A new secondary school and sports stadium are still far-off fantasies for the Nanaimo school district, but minor baseball is fearful.
The Nanaimo Minor Baseball Association is concerned about the future of Serauxmen Stadium after the school board endorsed earlier this summer an NDSS site study that recommended the demolition of the ballpark.
Scott Leaf, minor baseball president, said the site study came as a “complete shock” to his membership.
“They can’t understand how a proposal could even be considered when it doesn’t even acknowledge or factor in the fabric of baseball and the number of kids playing baseball in the community,” he said.
The study, prepared by Cornerstone Architecture and Planning Group, presents various options for the 16-hectare parcel of land and recommends that Rotary Bowl track and field stadium be relocated overtop of the ballpark site.
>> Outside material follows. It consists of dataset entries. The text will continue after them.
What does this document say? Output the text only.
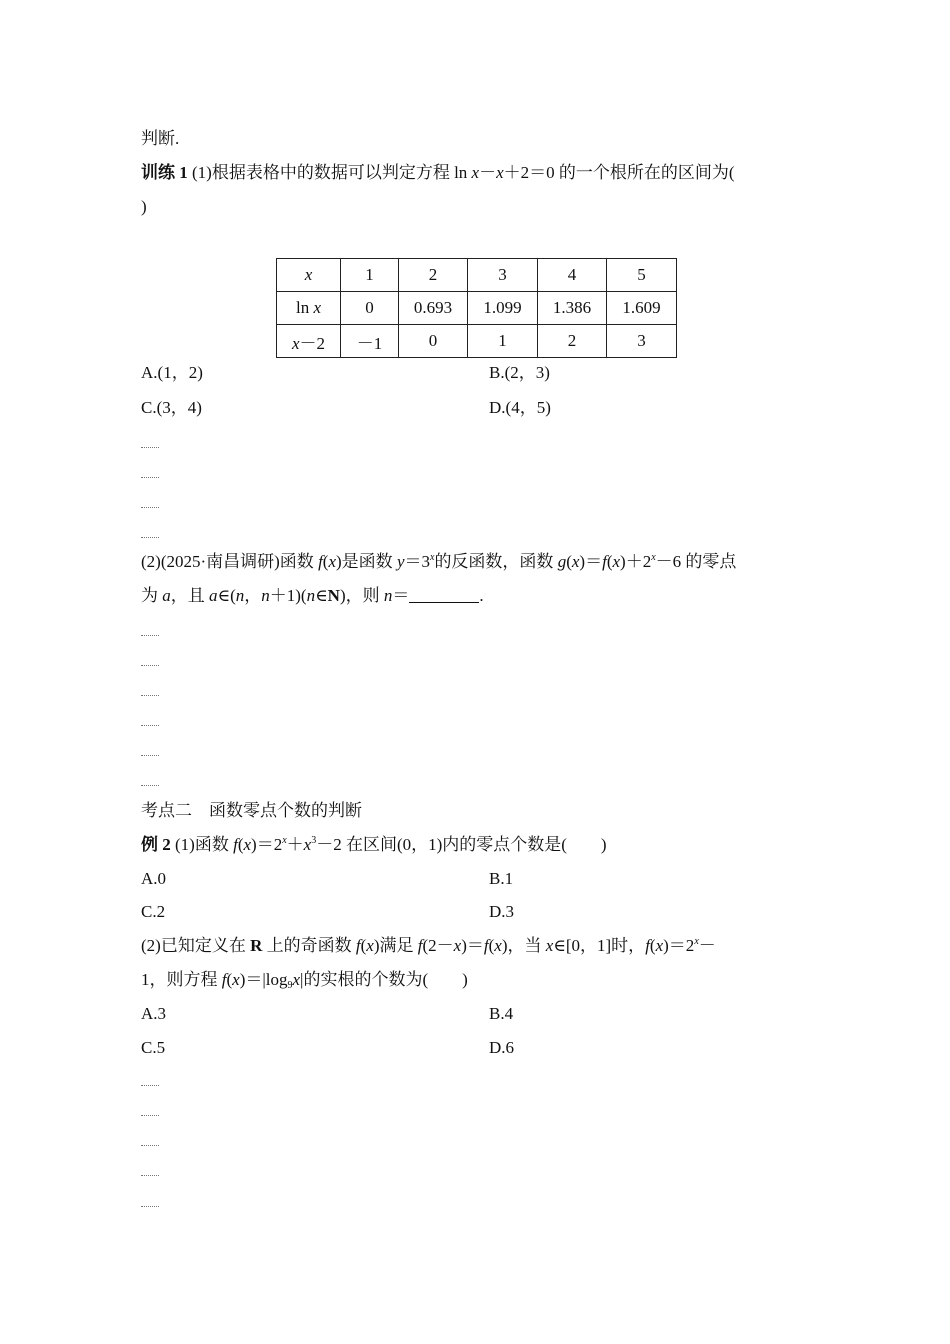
判断.
训练 1 (1)根据表格中的数据可以判定方程 ln x－x＋2＝0 的一个根所在的区间为(
)
x	1	2	3	4	5
ln x	0	0.693	1.099	1.386	1.609
x－2	－1	0	1	2	3
A.(1，2)	B.(2，3)
C.(3，4)	D.(4，5)
(2)(2025·南昌调研)函数 f(x)是函数 $y=3^x$的反函数，函数 $g(x)=f(x)+2^x-6$ 的零点
为 a，且 a∈(n，n＋1)(n∈N)，则 n＝	.
考点二　函数零点个数的判断
例 2 (1)函数 $f(x)=2^x+x^3-2$ 在区间(0，1)内的零点个数是(　　)
A.0	B.1
C.2	D.3
(2)已知定义在 R 上的奇函数 f(x)满足 f(2－x)＝f(x)，当 x∈[0，1]时，$f(x)=2^x-$
1，则方程 $f(x)=|\log_9x|$的实根的个数为(　　)
A.3	B.4
C.5	D.6
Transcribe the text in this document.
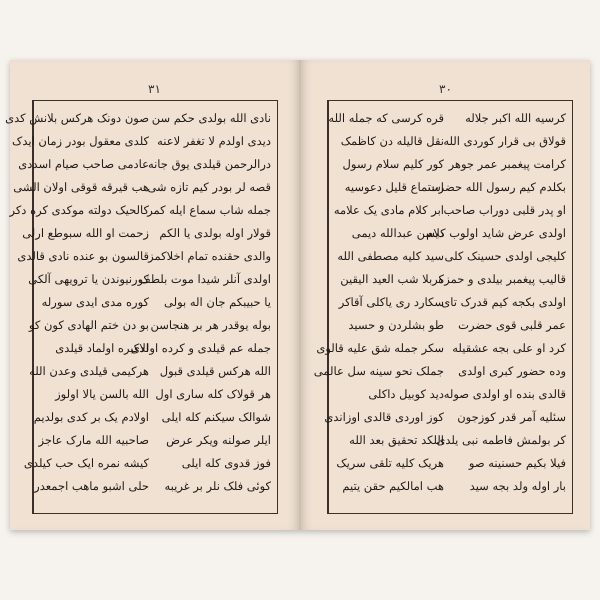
٣١
نادی الله بولدی حکم سن
دیدی اولدم لا تغفر لاعنه
درالرحمن قیلدی یوق جانه
قصه لر بودر کیم تازه شی
جمله شاب سماع ایله کمر
قولار اوله بولدی یا الکم
والدی حقنده تمام اخلاکمز
اولدی آنلر شیدا موت بلطف
یا حبیبکم جان اله بولی
بوله یوقدر هر بر هنجاسن
جمله عم قیلدی و کرده اولدی
الله هرکس قیلدی قبول
هر قولاک کله ساری اول
شوالک سیکنم کله ایلی
ایلر صولنه ویکر عرض
فوز قدوی کله ایلی
کوئی فلک نلر بر غریبه
صون دونک هرکس بلانش کدی
کلدی معقول بودر زمان ایدک
عادمی صاحب صیام اسددی
هب قیرقه قوقی اولان الشی
کالحیک دولته موکدی کره دکر
زحمت او الله سبوطع ارلی
قالسون بو عنده نادی قالدی
کورنیوندن یا ترویهی آلکی
کوره مدی ایدی سورله
بو دن ختم الهادی کون کو
الاکبره اولماد قیلدی
هرکیمی قیلدی وعدن الله
الله بالسن یالا اولوز
اولادم یک بر کدی بولدیم
صاحبیه الله مارک عاجز
کیشه نمره ایک حب کیلدی
حلی اشبو ماهب اجمعدر
٣٠
کرسیه الله اکبر جلاله
قولاق بی قرار کوردی الله
کرامت پیغمبر عمر جوهر
بکلدم کیم رسول الله حضرت
او پدر قلبی دوراب صاحب
اولدی عرض شاید اولوب کلام
کلیجی اولدی حسینک کلی
قالیب پیغمبر بیلدی و حمزه
اولدی بکجه کیم قدرک تای
عمر قلبی قوی حضرت
کرد او علی بجه عشقیله
وده حضور کبری اولدی
قالدی بنده او اولدی صوله
سئلیه آمر قدر کوزجون
کر بولمش فاطمه نبی یلدی
فیلا بکیم حسنینه صو
بار اوله ولد بجه سید
قره کرسی که جمله الله
نقل قالیله دن کاظمک
کور کلیم سلام رسول
استماع قلیل دعوسیه
ابر کلام مادی یک علامه
دیسن عبدالله دیمی
سید کلیه مصطفی الله
کربلا شب العید الیقین
سکارد ری یاکلی آقاکر
طو بشلردن و حسید
سکر جمله شق علیه قالوی
جملک نحو سینه سل عالمی
دید کوبیل داکلی
کوز اوردی قالدی اوزاندی
اللکد تحقیق بعد الله
هریک کلیه تلقی سریک
هب امالکیم حقن یتیم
Minor baseball responded by putting up ‘save our stadium’ posters in July and earlier this month Leaf wrote to Phil Turin, the school district’s secretary-treasurer, advocating for the ballpark.
“No decisions have been made on anything to do with the Nanaimo secondary school redevelopment project,” said Turin, and the school district sent out a press release last week in response to Leaf’s letter.
“We are probably several years away from even deciding about the future of the facilities on the site,” said Dot Neary, board chairwoman, in the release. “Our goal is to work with the community to find solutions that serve everyone’s needs, while allowing redevelopment of the NDSS site to its best potential.”
The press release notes that “the board is not currently considering any proposals that would result in the demolition of the Serauxmen Stadium,” though Neary told the Bulletin earlier this summer that trustees would look at all recommendations in the site study.
Nanaimo currently has two 90-foot diamonds, Serauxmen Stadium and Mariner Field. Leaf said without the stadium, minor baseball would have to reduce programming.
Richard Harding, the City of Nanaimo’s director of parks, recreation and environment, agreed that one 90-foot diamond would not accommodate baseball, but said concerns are “really premature” considering it’s only a concept plan that is being circulated.
Mariner Field could be upgraded “to a point, but we’d have to look at that in more detail,” Harding said. “We haven’t spent any time looking at replacement of Serauxmen Stadium.”
The school district expects to begin consultation on the NDSS site study within the next two months. Nanaimo’s baseball fans intend to make their voices heard.
“The legacy and the history and the sweat and the tears and hard work that went into building this only further motivates everyone who’s involved with the stadium to keep it alive…” Leaf said. “This is one of the most unique stadiums in Western Canada. For the kids to get a chance to play in here, it’s very special.”